Today is my last day as a 20-something. Tomorrow I become a 30-something. In the past few weeks I've decided that 30 must be a time for self-reflection, at least for some, and a time for change. I've been meaning to post the reflections here, but I'm not sure anyone reads me since I post so sporadically, so I forgot to carve some time to blog. If I remember them again, I might post them.
1) I really don't have much to complain about. I DO complain, a lot, but really I don't have a reason to. So I can't have kids of my own. I have a niece and soon a nephew that I can play with and take care of any time I so choose. I own a house and two cars. I have a wonderful husband who loves me more than I could imagine. I have a steady job with a boss who is willing to rearrange my schedule to fit whatever I have to do - and that includes school. I'm going back to school to get a degree in a field I'm going to love. My life, while not perfect, is pretty damn good. I think it's all finally coming together.
My body is falling apart, however. That's my major complaint these days. I'm so tired of hurting all the time. I will never be pain free again. I know this and it depresses me greatly. I will settle for being in less pain, less enough that I can live my life again without worrying about the pain cost. At times I think that's too much to hope for, though. I know, I KNOW, that I couldn't handle a pregnancy at this time...if ever. The toll it would take on my spine would probably leave me paralyzed at worst...bed rest for 9 months at best. The more I learn about what's wrong with me, the more I realize that I may never be "fixed". Part of me thinks I should just suck it up and deal with it...the rest of me says "You weren't always like this...it will take a lot of time and money, but they'll get you better."

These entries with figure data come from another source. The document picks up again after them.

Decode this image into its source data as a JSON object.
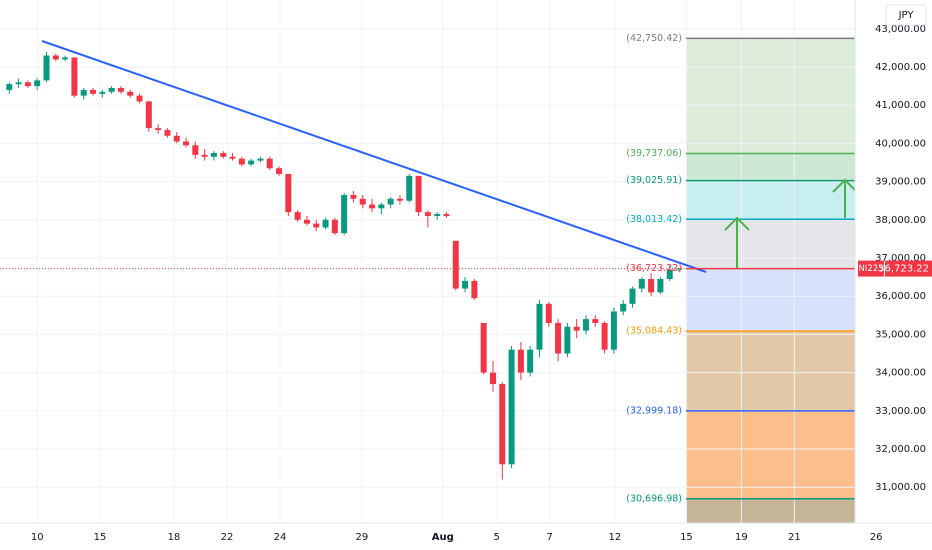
{
  "chart_data": {
    "type": "candlestick",
    "symbol": "NI225",
    "currency": "JPY",
    "last_price": {
      "value": 36723.22,
      "label": "36,723.22"
    },
    "up_color": "#089981",
    "down_color": "#f23645",
    "grid": true,
    "xlim": [
      -4,
      96.2
    ],
    "ylim": [
      30063,
      43754
    ],
    "xticks": [
      {
        "value": 0,
        "label": "10"
      },
      {
        "value": 6.75,
        "label": "15"
      },
      {
        "value": 14.7,
        "label": "18"
      },
      {
        "value": 20.4,
        "label": "22"
      },
      {
        "value": 26.1,
        "label": "24"
      },
      {
        "value": 34.9,
        "label": "29"
      },
      {
        "value": 43.6,
        "label": "Aug"
      },
      {
        "value": 49.4,
        "label": "5"
      },
      {
        "value": 55.1,
        "label": "7"
      },
      {
        "value": 62.1,
        "label": "12"
      },
      {
        "value": 69.8,
        "label": "15"
      },
      {
        "value": 75.7,
        "label": "19"
      },
      {
        "value": 81.4,
        "label": "21"
      },
      {
        "value": 90.2,
        "label": "26"
      }
    ],
    "yticks": [
      {
        "value": 43000,
        "label": "43,000.00"
      },
      {
        "value": 42000,
        "label": "42,000.00"
      },
      {
        "value": 41000,
        "label": "41,000.00"
      },
      {
        "value": 40000,
        "label": "40,000.00"
      },
      {
        "value": 39000,
        "label": "39,000.00"
      },
      {
        "value": 38000,
        "label": "38,000.00"
      },
      {
        "value": 37000,
        "label": "37,000.00"
      },
      {
        "value": 36000,
        "label": "36,000.00"
      },
      {
        "value": 35000,
        "label": "35,000.00"
      },
      {
        "value": 34000,
        "label": "34,000.00"
      },
      {
        "value": 33000,
        "label": "33,000.00"
      },
      {
        "value": 32000,
        "label": "32,000.00"
      },
      {
        "value": 31000,
        "label": "31,000.00"
      }
    ],
    "levels": [
      {
        "value": 42750.42,
        "label": "(42,750.42)",
        "color": "#787b86",
        "fill": "#dcecd8"
      },
      {
        "value": 39737.06,
        "label": "(39,737.06)",
        "color": "#4caf50",
        "fill": "#cde8d2"
      },
      {
        "value": 39025.91,
        "label": "(39,025.91)",
        "color": "#089981",
        "fill": "#c9eef0"
      },
      {
        "value": 38013.42,
        "label": "(38,013.42)",
        "color": "#00acc1",
        "fill": "#e4e5e8"
      },
      {
        "value": 36723.22,
        "label": "(36,723.22)",
        "color": "#f23645",
        "fill": "#d6e2fb"
      },
      {
        "value": 35084.43,
        "label": "(35,084.43)",
        "color": "#ff9800",
        "fill": "#e2c8a6"
      },
      {
        "value": 32999.18,
        "label": "(32,999.18)",
        "color": "#2962ff",
        "fill": "#fcbf8c"
      },
      {
        "value": 30696.98,
        "label": "(30,696.98)",
        "color": "#089981",
        "fill": "#c6b596"
      }
    ],
    "x": [
      -3,
      -2,
      -1,
      0,
      1,
      2,
      3,
      4,
      5,
      6,
      7,
      8,
      9,
      10,
      11,
      12,
      13,
      14,
      15,
      16,
      17,
      18,
      19,
      20,
      21,
      22,
      23,
      24,
      25,
      26,
      27,
      28,
      29,
      30,
      31,
      32,
      33,
      34,
      35,
      36,
      37,
      38,
      39,
      40,
      41,
      42,
      43,
      44,
      45,
      46,
      47,
      48,
      49,
      50,
      51,
      52,
      53,
      54,
      55,
      56,
      57,
      58,
      59,
      60,
      61,
      62,
      63,
      64,
      65,
      66,
      67,
      68,
      69
    ],
    "open": [
      41400,
      41550,
      41600,
      41500,
      41650,
      42300,
      42200,
      42250,
      41250,
      41400,
      41300,
      41350,
      41450,
      41350,
      41250,
      41100,
      40400,
      40350,
      40200,
      40050,
      39950,
      39700,
      39650,
      39750,
      39650,
      39600,
      39450,
      39550,
      39600,
      39350,
      39200,
      38200,
      38000,
      37900,
      37800,
      38000,
      37650,
      38650,
      38550,
      38400,
      38300,
      38400,
      38550,
      38500,
      39150,
      38200,
      38100,
      38150,
      37450,
      36200,
      36400,
      35300,
      34000,
      33700,
      31600,
      34600,
      34000,
      34600,
      35800,
      35300,
      34500,
      35200,
      35100,
      35400,
      35300,
      34600,
      35600,
      35800,
      36200,
      36450,
      36100,
      36450,
      36700
    ],
    "high": [
      41600,
      41700,
      41650,
      41700,
      42400,
      42350,
      42300,
      42250,
      41450,
      41450,
      41400,
      41500,
      41500,
      41400,
      41300,
      41100,
      40500,
      40400,
      40300,
      40150,
      40050,
      39850,
      39800,
      39800,
      39750,
      39650,
      39600,
      39650,
      39650,
      39400,
      39200,
      38250,
      38100,
      38000,
      38050,
      38050,
      38700,
      38750,
      38650,
      38550,
      38450,
      38600,
      38650,
      39200,
      39150,
      38250,
      38200,
      38200,
      37450,
      36500,
      36450,
      35300,
      34300,
      33750,
      34700,
      34800,
      34700,
      35900,
      35850,
      35400,
      35300,
      35400,
      35500,
      35500,
      35350,
      35700,
      35900,
      36250,
      36500,
      36600,
      36500,
      36800,
      36750
    ],
    "low": [
      41300,
      41450,
      41450,
      41400,
      41600,
      42150,
      42150,
      41200,
      41150,
      41250,
      41200,
      41300,
      41300,
      41200,
      41050,
      40300,
      40250,
      40150,
      40000,
      39900,
      39600,
      39550,
      39550,
      39600,
      39550,
      39400,
      39400,
      39500,
      39300,
      39150,
      38100,
      37950,
      37850,
      37700,
      37750,
      37600,
      37600,
      38450,
      38300,
      38200,
      38150,
      38300,
      38400,
      38450,
      38100,
      37800,
      38000,
      38050,
      36150,
      36100,
      35900,
      33950,
      33500,
      31200,
      31500,
      33800,
      33900,
      34400,
      35200,
      34300,
      34400,
      34900,
      35000,
      35200,
      34500,
      34500,
      35500,
      35700,
      36100,
      36000,
      36050,
      36400,
      36650
    ],
    "close": [
      41550,
      41600,
      41500,
      41650,
      42300,
      42200,
      42250,
      41250,
      41400,
      41300,
      41350,
      41450,
      41350,
      41250,
      41100,
      40400,
      40350,
      40200,
      40050,
      39950,
      39700,
      39650,
      39750,
      39650,
      39600,
      39450,
      39550,
      39600,
      39350,
      39200,
      38200,
      38000,
      37900,
      37800,
      38000,
      37650,
      38650,
      38550,
      38400,
      38300,
      38400,
      38550,
      38500,
      39150,
      38200,
      38100,
      38150,
      38100,
      36200,
      36400,
      35950,
      34000,
      33700,
      31600,
      34600,
      34000,
      34600,
      35800,
      35300,
      34500,
      35200,
      35100,
      35400,
      35300,
      34600,
      35600,
      35800,
      36200,
      36450,
      36100,
      36450,
      36700,
      36723.22
    ]
  }
}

In a little less than a month, Aarons nephew and his pregnant fiancee are coming to live with us. We're having new carpet put into my den and they will be taking that room. I'm really hoping that Aarons sister is going to move out soon, so I can use THAT room as my den. I don't know what I'm going to do with all that stuff if she doesn't. There's two computer desks (one for the PC, one for the laptop/books), a hope chest, two file-style cabinets and a faux steamer trunk. Not to mention all the stuff in the closet!!
2) I think I'm okay with never having kids. Over the past several months I've really watched Fred & Wilma with their daughter. I've watched how they argue and snipe over who is going to watch her this Sunday. Fred wants Wilma to watch her while the boys are over to game; Wilma wants Fred to watch her because I'm also over and we're trying to get caught up on Gilmore Girls Season One. It isn't just Sundays either; it's every time one has something they want to do. They also have to get a babysitter any time they want to do anything. I know all the good stuff...but I've also realized how hassle-free my life is. I don't want to argue with Aaron over who is going to watch our kid. If we want to go out on a whim, I want to go. If we want to spend money, I don't want to have to worry about how that will affect our child. I can only imagine how bad things are going to get when their son is born. I'm happy being kid-free these days. Perhaps karma knew what it was doing all along. This is NOT to say that I think those who want them and can't have them have pissed karma off at all - please, no one take it that way. I simply choose to believe that in my case, maybe it's a good thing.
Ok...time for me to sign off for now. I'm at my parents house. I surprised my dad for Father's Day, and wanted to come visit my mom. I now have to go do a few errands for mom, go see her for a few hours, and then head home again. I have p/t in the morning (Yay for pain & torture on my birthday!) so I have to head home. I hope all of you are having a wonderful week.
13 hours ago
2 comments:
Hey Tigger! Happy 30th--well, a day early! I hope your thirties bring all kinds of new and good things! "Round" birthdays are always a little disconcerting. They're the ones that really get you thinking.
And I'm so sorry to hear about the chronic pain. I can imagine how that would wear you down. (A little assvice, if you don't mind: Have you tried/considered acupuncture? It won't "cure" the problem, but I know of several people who've had relief from chronic pain after pursuing it.)
Just a thought :)
thanks Zee! The doc who gave me the injections does acupuncture. He poked me in the temple when I had a headache and in the hip to help with some crankiness down there. It helps, but after the 3rd poke in the hip I was done. It feels weird and it hurt a little. Don't need more pain! I think that if they get everything calmed down then it might be an option. :) I don't mind assvice - sometimes it reminds me of things!!